When John takes money out of the variable annuity, the taxes will be paid at his ordinary income tax rate. If he just bought a mutual fund, and held it longer than a year, and then sold it, he would pay taxes at the long term capital gain rate. In most cases, this rate his lower than his ordinary income tax rate. Additionally, if John bought a bunch of index funds, they are usually tax efficient, and sometimes pay little or no capital gains.
If John is looking for tax-deferred growth, he can open up a pension plan – like a 401k, a Profit Sharing Plan, or Defined Benefit Plan. All of these retirement plans allow John to make a tax-deductible contribution. He also gets tax-deferred growth just like he could get in an annuity, usually for a cheaper cost. John can make a contribution of up to $50,000. If John has employees, he will most likely have to contribute an amount for them as well.
The guarantee of 6% is most of the time on the income of his investment, or if he annuitizes. If John decides to cash it in or sell a large chunk, John isn’t guaranteed the 6% return. He will get whatever the annuity is worth.

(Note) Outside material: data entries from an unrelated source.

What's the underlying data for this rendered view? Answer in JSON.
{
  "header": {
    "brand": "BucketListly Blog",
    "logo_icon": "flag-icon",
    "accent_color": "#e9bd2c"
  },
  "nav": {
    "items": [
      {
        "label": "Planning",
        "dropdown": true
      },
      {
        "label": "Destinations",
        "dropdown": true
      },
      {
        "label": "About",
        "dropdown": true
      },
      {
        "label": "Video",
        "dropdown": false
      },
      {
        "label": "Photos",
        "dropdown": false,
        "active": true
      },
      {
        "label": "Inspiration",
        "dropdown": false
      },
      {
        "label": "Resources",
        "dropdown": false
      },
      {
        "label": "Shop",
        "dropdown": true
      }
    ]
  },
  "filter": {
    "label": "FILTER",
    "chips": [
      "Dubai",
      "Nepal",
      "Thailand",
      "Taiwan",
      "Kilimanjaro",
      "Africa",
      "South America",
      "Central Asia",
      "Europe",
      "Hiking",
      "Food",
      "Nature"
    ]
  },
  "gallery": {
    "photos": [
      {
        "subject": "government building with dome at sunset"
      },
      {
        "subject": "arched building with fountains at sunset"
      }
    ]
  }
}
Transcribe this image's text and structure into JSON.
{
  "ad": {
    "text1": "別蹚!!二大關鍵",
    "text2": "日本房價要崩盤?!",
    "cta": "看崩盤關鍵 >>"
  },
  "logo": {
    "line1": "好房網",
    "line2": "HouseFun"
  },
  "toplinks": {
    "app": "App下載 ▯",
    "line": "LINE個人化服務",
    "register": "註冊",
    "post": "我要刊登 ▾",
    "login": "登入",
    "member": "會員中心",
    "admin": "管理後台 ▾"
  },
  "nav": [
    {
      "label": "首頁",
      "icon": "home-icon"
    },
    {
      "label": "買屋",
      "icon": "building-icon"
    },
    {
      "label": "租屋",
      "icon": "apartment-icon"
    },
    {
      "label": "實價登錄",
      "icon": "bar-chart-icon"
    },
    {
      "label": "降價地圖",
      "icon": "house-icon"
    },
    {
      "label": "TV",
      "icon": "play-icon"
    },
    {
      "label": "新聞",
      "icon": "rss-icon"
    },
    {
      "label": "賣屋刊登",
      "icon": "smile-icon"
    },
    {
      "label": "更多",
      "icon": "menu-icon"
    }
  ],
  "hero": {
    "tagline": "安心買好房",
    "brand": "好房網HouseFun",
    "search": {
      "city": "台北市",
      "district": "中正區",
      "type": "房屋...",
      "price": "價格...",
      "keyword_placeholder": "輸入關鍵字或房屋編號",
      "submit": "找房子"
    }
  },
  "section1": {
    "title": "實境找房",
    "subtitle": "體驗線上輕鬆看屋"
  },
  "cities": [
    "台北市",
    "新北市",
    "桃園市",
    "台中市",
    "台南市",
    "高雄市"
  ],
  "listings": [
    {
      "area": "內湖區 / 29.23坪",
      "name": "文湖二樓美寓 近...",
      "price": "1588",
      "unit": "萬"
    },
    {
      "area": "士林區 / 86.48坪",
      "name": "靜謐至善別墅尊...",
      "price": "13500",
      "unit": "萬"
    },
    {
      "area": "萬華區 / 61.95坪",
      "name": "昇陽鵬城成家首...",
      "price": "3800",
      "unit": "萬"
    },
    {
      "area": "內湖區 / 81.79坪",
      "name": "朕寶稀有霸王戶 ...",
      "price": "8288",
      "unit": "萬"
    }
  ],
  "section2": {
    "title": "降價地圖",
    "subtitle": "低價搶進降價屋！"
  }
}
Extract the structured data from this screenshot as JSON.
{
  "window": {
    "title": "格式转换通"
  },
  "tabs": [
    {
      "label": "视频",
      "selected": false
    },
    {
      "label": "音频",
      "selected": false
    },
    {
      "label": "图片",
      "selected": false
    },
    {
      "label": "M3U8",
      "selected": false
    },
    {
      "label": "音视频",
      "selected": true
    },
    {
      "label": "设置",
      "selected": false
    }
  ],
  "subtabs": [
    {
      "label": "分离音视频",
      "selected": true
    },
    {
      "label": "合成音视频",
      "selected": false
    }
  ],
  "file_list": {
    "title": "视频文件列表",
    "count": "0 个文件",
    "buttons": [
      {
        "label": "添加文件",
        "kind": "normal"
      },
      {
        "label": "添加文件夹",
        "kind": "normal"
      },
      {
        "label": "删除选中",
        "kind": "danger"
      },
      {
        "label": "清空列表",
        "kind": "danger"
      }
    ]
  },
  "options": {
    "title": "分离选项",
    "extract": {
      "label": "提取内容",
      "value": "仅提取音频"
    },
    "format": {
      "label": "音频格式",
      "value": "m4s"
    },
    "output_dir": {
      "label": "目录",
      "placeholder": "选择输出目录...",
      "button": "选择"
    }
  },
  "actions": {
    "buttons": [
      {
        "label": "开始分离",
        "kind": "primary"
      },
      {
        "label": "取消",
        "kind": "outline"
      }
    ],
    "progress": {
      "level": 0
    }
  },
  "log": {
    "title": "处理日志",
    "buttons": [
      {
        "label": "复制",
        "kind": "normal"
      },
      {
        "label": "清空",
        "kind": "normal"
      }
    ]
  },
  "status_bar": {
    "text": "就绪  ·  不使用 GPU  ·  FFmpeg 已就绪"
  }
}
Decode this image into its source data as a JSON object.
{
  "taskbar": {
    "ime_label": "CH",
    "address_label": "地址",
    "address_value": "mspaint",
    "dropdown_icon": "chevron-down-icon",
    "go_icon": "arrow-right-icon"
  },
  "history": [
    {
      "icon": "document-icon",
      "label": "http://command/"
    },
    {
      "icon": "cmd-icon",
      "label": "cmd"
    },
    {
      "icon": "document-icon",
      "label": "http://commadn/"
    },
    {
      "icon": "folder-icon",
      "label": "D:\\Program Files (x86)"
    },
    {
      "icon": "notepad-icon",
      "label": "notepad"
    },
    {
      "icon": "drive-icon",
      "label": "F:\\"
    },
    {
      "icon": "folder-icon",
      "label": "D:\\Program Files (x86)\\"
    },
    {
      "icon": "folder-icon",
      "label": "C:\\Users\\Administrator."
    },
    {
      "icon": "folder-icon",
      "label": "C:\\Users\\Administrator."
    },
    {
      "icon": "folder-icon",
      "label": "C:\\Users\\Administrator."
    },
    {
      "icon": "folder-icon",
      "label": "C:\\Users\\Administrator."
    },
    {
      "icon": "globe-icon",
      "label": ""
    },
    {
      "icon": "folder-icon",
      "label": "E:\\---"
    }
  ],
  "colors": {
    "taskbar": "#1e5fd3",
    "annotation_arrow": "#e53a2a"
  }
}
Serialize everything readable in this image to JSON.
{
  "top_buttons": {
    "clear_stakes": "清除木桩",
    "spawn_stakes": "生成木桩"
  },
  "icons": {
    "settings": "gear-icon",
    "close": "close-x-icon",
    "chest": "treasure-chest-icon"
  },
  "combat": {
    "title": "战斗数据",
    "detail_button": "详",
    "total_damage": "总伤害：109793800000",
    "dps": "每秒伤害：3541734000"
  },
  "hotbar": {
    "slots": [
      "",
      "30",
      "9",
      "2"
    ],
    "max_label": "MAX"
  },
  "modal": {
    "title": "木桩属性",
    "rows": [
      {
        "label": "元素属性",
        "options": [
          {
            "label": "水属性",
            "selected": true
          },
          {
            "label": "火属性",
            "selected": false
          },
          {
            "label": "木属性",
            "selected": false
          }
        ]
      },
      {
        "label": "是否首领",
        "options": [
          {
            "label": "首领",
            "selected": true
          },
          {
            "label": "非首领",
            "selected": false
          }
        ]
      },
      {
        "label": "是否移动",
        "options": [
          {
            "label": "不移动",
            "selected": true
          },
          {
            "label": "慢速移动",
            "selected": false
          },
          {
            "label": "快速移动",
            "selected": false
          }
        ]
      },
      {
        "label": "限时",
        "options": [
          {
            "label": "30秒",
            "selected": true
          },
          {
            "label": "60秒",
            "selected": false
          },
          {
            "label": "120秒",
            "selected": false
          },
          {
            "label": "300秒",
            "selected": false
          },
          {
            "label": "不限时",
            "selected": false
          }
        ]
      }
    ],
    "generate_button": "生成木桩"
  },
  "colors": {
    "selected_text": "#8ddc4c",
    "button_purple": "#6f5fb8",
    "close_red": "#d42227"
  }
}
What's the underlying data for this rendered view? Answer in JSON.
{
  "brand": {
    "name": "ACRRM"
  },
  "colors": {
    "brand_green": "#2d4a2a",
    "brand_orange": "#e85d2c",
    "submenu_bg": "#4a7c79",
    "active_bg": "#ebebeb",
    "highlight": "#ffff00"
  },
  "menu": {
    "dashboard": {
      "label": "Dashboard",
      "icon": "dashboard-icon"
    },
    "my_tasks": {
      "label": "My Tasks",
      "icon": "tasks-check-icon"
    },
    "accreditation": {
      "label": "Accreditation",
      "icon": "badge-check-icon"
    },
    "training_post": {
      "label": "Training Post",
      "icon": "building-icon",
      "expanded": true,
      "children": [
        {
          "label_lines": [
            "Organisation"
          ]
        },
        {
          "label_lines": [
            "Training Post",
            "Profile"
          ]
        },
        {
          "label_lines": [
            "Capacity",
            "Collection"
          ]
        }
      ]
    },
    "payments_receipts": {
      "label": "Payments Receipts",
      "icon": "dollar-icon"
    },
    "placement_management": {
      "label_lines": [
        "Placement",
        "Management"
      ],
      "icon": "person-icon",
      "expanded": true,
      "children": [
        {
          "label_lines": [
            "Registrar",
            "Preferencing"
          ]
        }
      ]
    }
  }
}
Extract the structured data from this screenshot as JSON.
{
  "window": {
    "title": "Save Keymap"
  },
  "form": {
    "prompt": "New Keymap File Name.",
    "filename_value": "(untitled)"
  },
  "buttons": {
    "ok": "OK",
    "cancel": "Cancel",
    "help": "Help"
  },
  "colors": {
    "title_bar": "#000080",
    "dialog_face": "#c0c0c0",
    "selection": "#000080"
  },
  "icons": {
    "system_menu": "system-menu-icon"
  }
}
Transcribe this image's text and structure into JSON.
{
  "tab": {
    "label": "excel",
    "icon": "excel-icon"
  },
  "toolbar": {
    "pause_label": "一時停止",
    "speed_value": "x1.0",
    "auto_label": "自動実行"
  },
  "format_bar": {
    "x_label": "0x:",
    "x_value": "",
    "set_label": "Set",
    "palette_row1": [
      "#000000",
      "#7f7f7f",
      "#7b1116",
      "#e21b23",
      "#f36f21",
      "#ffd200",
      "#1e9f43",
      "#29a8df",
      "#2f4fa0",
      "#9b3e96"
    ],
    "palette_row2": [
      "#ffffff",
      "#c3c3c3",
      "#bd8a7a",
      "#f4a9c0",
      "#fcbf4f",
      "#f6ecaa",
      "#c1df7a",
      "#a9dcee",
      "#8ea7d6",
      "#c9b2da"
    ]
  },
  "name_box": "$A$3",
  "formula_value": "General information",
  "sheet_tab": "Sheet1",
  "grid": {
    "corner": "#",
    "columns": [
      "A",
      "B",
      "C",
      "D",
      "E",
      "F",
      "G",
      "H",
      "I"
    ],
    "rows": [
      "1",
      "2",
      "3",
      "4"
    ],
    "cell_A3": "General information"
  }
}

There is no such thing as a free lunch. Mr. Insurance Salesman get’s paid about 5.40% up front from the insurer. That’s basically from the 2% expenses that John Q is paying every year. I have no problem about insurance salesmen getting paid. I know many of them and they do good work. Insurance is a very important tool to secure your financial situation. I’m just a fan of disclosing all of the positives and negatives of a financial product.
If John Q Business Owner is looking for cash flow in retirement, he should plan on making his business saleable – and plan on selling the business. If you are still reading this – email me and let me know if you would like a list of things you can do right now to get your business ready for sale – even if you have no plans to sell your business in the foreseeable future.
Bottom line, it may make sense for John to create a diversified, tax efficient portfolio with a risk level that suits his needs.